Figure 8. Concurrent miR-30clo Serpine1hi expression cumulatively predicts decreased patient survival in a large cohort of breast cancer patients.

Figure 8

(A) METABRIC data were downloaded from the Sage BioNetworks Synapse database (https://www.synapse.org/#!Synapse:syn1688369/wiki/27311). mRNA and miRNA expression data and clinical overall survival data from approximately 1285 patients were examined. SERPINE1 expression in a large cohort of breast cancer patients from a METRABRIC data set is shown. SERPINE1hi is defined as patients with SERPINE1 expression higher than the median SERPINE1 expression level. SERPINE1lo is defined as patients with SERPINE1 expression levels lower than or equal to the median SERPINE1 expression level. (B) miR-30c expression in breast cancer patients from the METABRIC data set. Definitions similar to those described above for SERPINE1 were used for patients’ miR-30chi and miR-30clo expression levels. (C) Concurrent expression of miR-30c and SERPINE1 in patients with breast cancer from the METRABIC data set. SERPINE1lo miR-30chi is defined as patients with SERPINE1 expression lower than the median SERPINE1 expression level and miR-30c expression higher than the median miR-30c expression level. SERPINE1hi miR-30clo is defined as patients with SERPINE1 expression higher than the median SERPINE1 expression level and miR-30c expression lower than the median miR-30c expression level. The remaining patients were defined as “others.” (D) SERPINE1 expression across breast cancer subtypes in The Cancer Genome Atlas Breast-Invasive Carcinoma (TCGA-BRCA) data set. TCGA breast cancer data were downloaded from the FireBrowse database (http://firebrowse.org/). mRNA and miRNA expression data and PAM50 subtypes were examined. (E) miR-30c expression across breast cancer subtypes in the TCGA-BRCA data set.

Discussion

Tumor vasculature, as in wounded vasculature, is typically leaky and hyperpermeable, mainly because of the influence of VEGF, which leads to the escape of plasma proteins such as fibrinogen (57). Although multiple cell types, extracellular matrix (ECM) components, and soluble factors contribute to the wound-healing–like response observed in tumors, seminal observations by Dvorak describe the near-ubiquitous presence of fibrin(ogen) in solid tumors, and later studies demonstrated that fibrin itself is directly proangiogenic (1, 6, 5860). Biomechanical forces, driven by thickened sheets of cross-linked ECM in tumors, may also compress the endothelium, leading to vascular injury and plasma leakage (61). The perivascular accumulation of fibrin, along with matrix proteins such as fibronectin, provides scaffolds for new blood vessels (and for cancer cells) and is suggested to be a principal instigator of many of the sequential steps that typify the wound healing–like response observed in solid tumors (7). Thus, how the endothelium senses and responds to the presence of extravascular fibrin is important for vessel homeostasis and vessel maturation as tumors develop. Given its strong transcriptional regulation of the Serpine1 gene, TGF-β is central during the coordination of the mainly vascular-driven processes that control the rate of fibrin deposition, fibrin degradation, and tumor progression.

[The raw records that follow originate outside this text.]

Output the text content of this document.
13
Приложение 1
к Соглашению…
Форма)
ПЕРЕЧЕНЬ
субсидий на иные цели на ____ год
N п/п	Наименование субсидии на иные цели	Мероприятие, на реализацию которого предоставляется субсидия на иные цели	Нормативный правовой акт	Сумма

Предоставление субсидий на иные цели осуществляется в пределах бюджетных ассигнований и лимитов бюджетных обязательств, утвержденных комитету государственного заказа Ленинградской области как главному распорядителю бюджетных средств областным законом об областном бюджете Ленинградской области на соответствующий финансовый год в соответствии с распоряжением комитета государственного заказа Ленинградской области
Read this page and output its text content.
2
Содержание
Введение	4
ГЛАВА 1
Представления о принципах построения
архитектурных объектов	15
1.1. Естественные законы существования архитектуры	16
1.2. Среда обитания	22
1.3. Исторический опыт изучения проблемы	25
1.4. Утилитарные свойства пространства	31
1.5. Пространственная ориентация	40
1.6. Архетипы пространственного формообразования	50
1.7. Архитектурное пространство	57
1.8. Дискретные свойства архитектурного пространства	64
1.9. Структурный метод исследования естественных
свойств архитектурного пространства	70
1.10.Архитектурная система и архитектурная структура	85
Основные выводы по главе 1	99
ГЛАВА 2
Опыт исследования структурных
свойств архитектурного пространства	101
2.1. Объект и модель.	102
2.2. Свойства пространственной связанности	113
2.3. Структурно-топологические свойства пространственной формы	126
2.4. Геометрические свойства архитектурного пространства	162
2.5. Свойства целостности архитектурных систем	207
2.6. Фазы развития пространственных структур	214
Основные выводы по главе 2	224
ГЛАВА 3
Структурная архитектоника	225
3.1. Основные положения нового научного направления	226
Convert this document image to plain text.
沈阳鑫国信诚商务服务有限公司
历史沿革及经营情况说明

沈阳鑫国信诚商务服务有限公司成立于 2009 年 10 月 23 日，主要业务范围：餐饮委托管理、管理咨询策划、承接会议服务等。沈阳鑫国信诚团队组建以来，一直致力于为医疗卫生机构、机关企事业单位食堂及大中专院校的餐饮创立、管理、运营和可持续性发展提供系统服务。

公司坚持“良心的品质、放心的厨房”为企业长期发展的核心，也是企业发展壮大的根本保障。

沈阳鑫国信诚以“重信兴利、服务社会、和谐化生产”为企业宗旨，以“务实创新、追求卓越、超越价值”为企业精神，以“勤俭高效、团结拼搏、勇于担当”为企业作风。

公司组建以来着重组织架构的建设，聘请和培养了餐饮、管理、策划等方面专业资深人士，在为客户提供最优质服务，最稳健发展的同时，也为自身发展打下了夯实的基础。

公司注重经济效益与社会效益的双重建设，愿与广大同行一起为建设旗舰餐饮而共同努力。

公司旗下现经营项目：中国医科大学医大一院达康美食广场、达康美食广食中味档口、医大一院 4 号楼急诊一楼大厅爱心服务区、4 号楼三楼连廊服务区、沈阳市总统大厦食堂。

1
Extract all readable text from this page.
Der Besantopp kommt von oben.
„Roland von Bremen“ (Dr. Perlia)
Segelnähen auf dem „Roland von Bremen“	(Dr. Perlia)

In the present study, we hypothesize that an axis between TGF-β, miR-30c, and Serpine1 functions as a fibrin-producing pathway in ECs. We demonstrate that a balance in the expression and regulation of these 3 factors controls fibrin abundance and vessel morphogenesis; for example, an imbalance in the expression of miR-30c results in hyperfibrinolytic vessels that are dysmorphic and grow chaotically, and this imbalance is rescued by ectopic expression of a miR-30c antagomiR or a TSB directed to the miR-30c–binding site in the Serpine1 gene. Interestingly, this hyperfibrinolytic phenotype resembles virally transduced ECs that were shown to have enhanced proteolytic activity and form hemangioma-like cystic structures in vitro (62, 63). Upregulated protease activity mediated by the uPAR and activation of the TGF-β pathway itself in sprouting tip cells have also been described; thus, there appear to be subtypes of ECs positioned throughout the vasculature that have specialized properties that become important during vascular-driven fibrinolysis and sprouting angiogenesis (56). Our results point to an exaggerated wound-healing–like response within these tumor EC subtypes that may relate to selection pressures driven by conditions in the TME (i.e., chronic EC exposure to fibrin and cross-linked ECM) that directly regulate miR-30c expression; alternatively, preexisting EC subtypes may have different abilities to degrade fibrin and form new vascular structures, activities that are related to their intrinsic miR-30c and Serpine1 expression levels.

The pathways that regulate the balance between fibrin deposition and fibrin degradation have long been recognized as important contributors to tumor progression. Patients with breast cancer were shown to have higher levels of circulating D-dimer (a fibrin degradation product) compared with levels in patients with benign breast disease or carcinoma in situ, indicating an active fibrinolytic process in malignant cancers or a systemic activation of coagulation pathways (64). Furthermore, patients with breast or lung cancer with increased PAI-1 in tumors or in serum have a worse overall survival and higher incidence of metastasis compared with patients with lower PAI-1 levels (65, 66). However, the specific role of PAI-1 during tumor progression, like the presence of intratumoral fibrin(ogen) itself, is controversial and context dependent, especially with regard to tumor angiogenesis (6769). These discrepancies may relate to the cell type–specific and cancer stage–dependent functions of PAI-1 within the TME, or may be due to alternative and fibrin-independent roles for PAI-1 in cancer cells, including the ability of PAI-1 to protect against apoptosis and support cell motility via PAI-1–vitronectin interactions (19, 70). Thus, to directly assess how influencing EC-mediated fibrinolysis via miR-30c–regulated PAI-1 would impact tumor growth, we took advantage of vascular tropic nanoparticles, previously shown to efficiently target the vasculature, to deliver miR-30c mimics or miR-30c antagomiRs into WT versus PAI-1–KO mice (48, 49). While we demonstrated a clear effect of ectopic miR-30c (or miR-30c antagomiR) on fibrin abundance, vessel morphogenesis, and tumor growth, one limitation was that all blood vessels were targeted rather than tumor blood vessels specifically; however, because we affected a pathway that is probably only activated in sprouting, leaky neovasculature like that found in tumors, our approach is unlikely to impact preexisting vasculature in resting tissues (but will likely affect the wound-healing process). Despite this limitation, we show that manipulating miR-30c in the tumor endothelium phenocopied predicted outcomes related to PAI-1 expression; for example, high circulating PAI-1 levels driven by miR-30c blockade were associated with rapid tumor growth, whereas ectopic miR-30c expression was associated with reduced PAI-1 and slower tumor growth.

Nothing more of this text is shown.